Sunbeams were streaming through the bedroom windows this morning. Could it be? Would I feel the warming glow of sun and not the needle stings of rain today? It was going to be a good day. I joined our group of motorbike riders outside the hotel entrance and we walked to the Prague Segway Tour office. After a brief orientation, we stepped aboard our (other) two-wheeled vehicles and set off to see the city and infuriate the pedestrians.
We rode on the sidewalks instead of the streets. The looks we received from the pedestrians we whizzed by were a mixture of awe, amusement and I’m going to throw stones at you if you get any closer. A segway tour is truly the best way to see a city when time is limited. We easily covered four to five times the amount of area as we would on foot.
Prague (Czech: Praha) is the capital and largest city of the Czech Republic. It is the fourteenth-largest city in the European Union and is home to about 2 million people. Prague has been a political, cultural, and economic centre of central Europe with waxing and waning fortunes during its 1,100-year existence. Founded during the Romanesque and flourishing by the Gothic and Renaissance eras, Prague was not only the capital of the Czech state, but also the seat of two Holy Roman Emperors and thus also the capital of the Holy Roman Empire. It was an important city to the Habsburg Monarchy and its Austro-Hungarian Empire and after World War I became the capital of Czechoslovakia. Prague was chosen as its capital and Prague Castle as the seat of president.
Hitler ordered the German Army to enter Prague on 15 March 1939 and from Prague Castle proclaimed Bohemia and Moravia a German protectorate. For most of its history Prague had been a multi-ethnic city with important Czech, German and Jewish populations. From 1939, when the country was occupied by Nazi Germany, and during World War II, most Jews were deported and killed by the Germans. At the end of the war Prague suffered several bombing raids by the USAAF. Over 1,000 people were injured, 701 people were killed, and hundreds of buildings, factories and historical landmarks were destroyed (however, the damage was small compared to the total destruction of many other cities in that time).
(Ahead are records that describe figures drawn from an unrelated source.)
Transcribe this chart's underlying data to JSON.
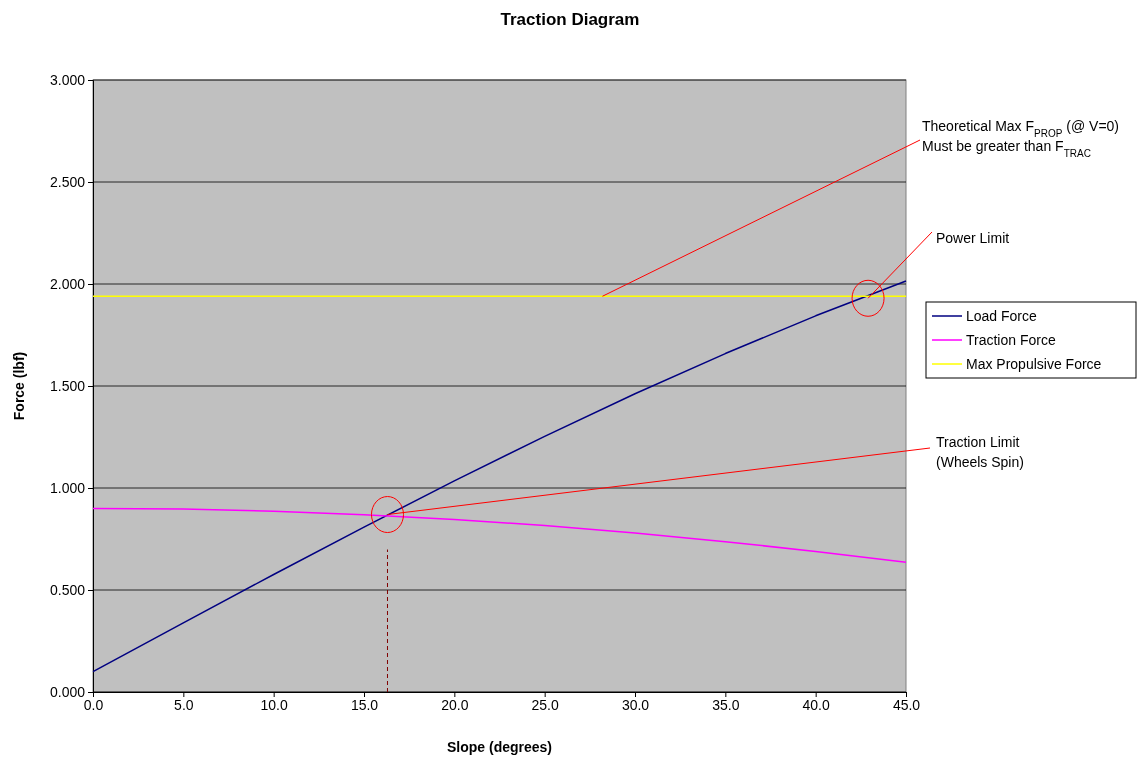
{
  "chart_data": {
    "type": "line",
    "title": "Traction Diagram",
    "xlabel": "Slope (degrees)",
    "ylabel": "Force (lbf)",
    "xlim": [
      0,
      45
    ],
    "ylim": [
      0,
      3
    ],
    "xticks": [
      {
        "value": 0,
        "label": "0.0"
      },
      {
        "value": 5,
        "label": "5.0"
      },
      {
        "value": 10,
        "label": "10.0"
      },
      {
        "value": 15,
        "label": "15.0"
      },
      {
        "value": 20,
        "label": "20.0"
      },
      {
        "value": 25,
        "label": "25.0"
      },
      {
        "value": 30,
        "label": "30.0"
      },
      {
        "value": 35,
        "label": "35.0"
      },
      {
        "value": 40,
        "label": "40.0"
      },
      {
        "value": 45,
        "label": "45.0"
      }
    ],
    "yticks": [
      {
        "value": 0,
        "label": "0.000"
      },
      {
        "value": 0.5,
        "label": "0.500"
      },
      {
        "value": 1,
        "label": "1.000"
      },
      {
        "value": 1.5,
        "label": "1.500"
      },
      {
        "value": 2,
        "label": "2.000"
      },
      {
        "value": 2.5,
        "label": "2.500"
      },
      {
        "value": 3,
        "label": "3.000"
      }
    ],
    "x": [
      0,
      5,
      10,
      15,
      20,
      25,
      30,
      35,
      40,
      45
    ],
    "series": [
      {
        "name": "Load Force",
        "color": "#000080",
        "values": [
          0.1,
          0.339,
          0.576,
          0.808,
          1.035,
          1.253,
          1.462,
          1.659,
          1.844,
          2.015
        ]
      },
      {
        "name": "Traction Force",
        "color": "#ff00ff",
        "values": [
          0.9,
          0.897,
          0.886,
          0.869,
          0.846,
          0.816,
          0.779,
          0.737,
          0.689,
          0.636
        ]
      },
      {
        "name": "Max Propulsive Force",
        "color": "#ffff00",
        "values": [
          1.94,
          1.94,
          1.94,
          1.94,
          1.94,
          1.94,
          1.94,
          1.94,
          1.94,
          1.94
        ]
      }
    ],
    "ref_lines": [
      {
        "axis": "x",
        "value": 16.3,
        "color": "#800000",
        "line_style": "dashed"
      }
    ],
    "annotations": [
      {
        "text": "Theoretical Max F$_{PROP}$ (@ V=0)\nMust be greater than F$_{TRAC}$",
        "x": 28.2,
        "y": 1.94
      },
      {
        "text": "Power Limit",
        "x": 42.9,
        "y": 1.93
      },
      {
        "text": "Traction Limit\n(Wheels Spin)",
        "x": 16.3,
        "y": 0.87
      }
    ],
    "grid": "y",
    "legend": "right",
    "marker": "none",
    "line_style": "solid"
  }
}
On 5 May 1945, two days before Germany capitulated, an uprising against Germany occurred and four days later, the 3rd Shock Army entered the city. Following the war, Prague was under the military and political control of the Soviet Union.
The 4th Czechoslovakian Writers’ Congress held in the city in 1967 took a strong position against the Soviet regime. This spurred the new secretary of the Communist Party, Alexander Dubček, to proclaim a new deal in his city’s and country’s life, starting a short-lived season of “socialism with a human face”. It was the “Prague Spring”, which aimed at the reinstatement of democracy. On 21 August 1968 the other Warsaw Pact member countries, except Romania and Albania, invaded Czechoslovakia and the capital city with troops and tanks, suppressing any attempt at reform. In 1989, after the riot police beat back a peaceful student demonstration, the Velvet Revolution crowded the streets of Prague, and brought back democracy to the Czech people. In 1993, after the split of Czechoslovakia, Prague became the capital city of the new Czech Republic. 
Today Prague is a shining example of democracy. You can proudly sport a “I Heart Prague” sweatshirt, purchased from one of the abundant souvenir shops or your girlfriend, wife, mother or sister can slip into a pair of Prada pumps and hang a Fendi purse from her arm, purchased from one of the high end retailers in the trendy shopping district of Prague. It’s just like being in America, only with really cool old buildings and cobble stone streets.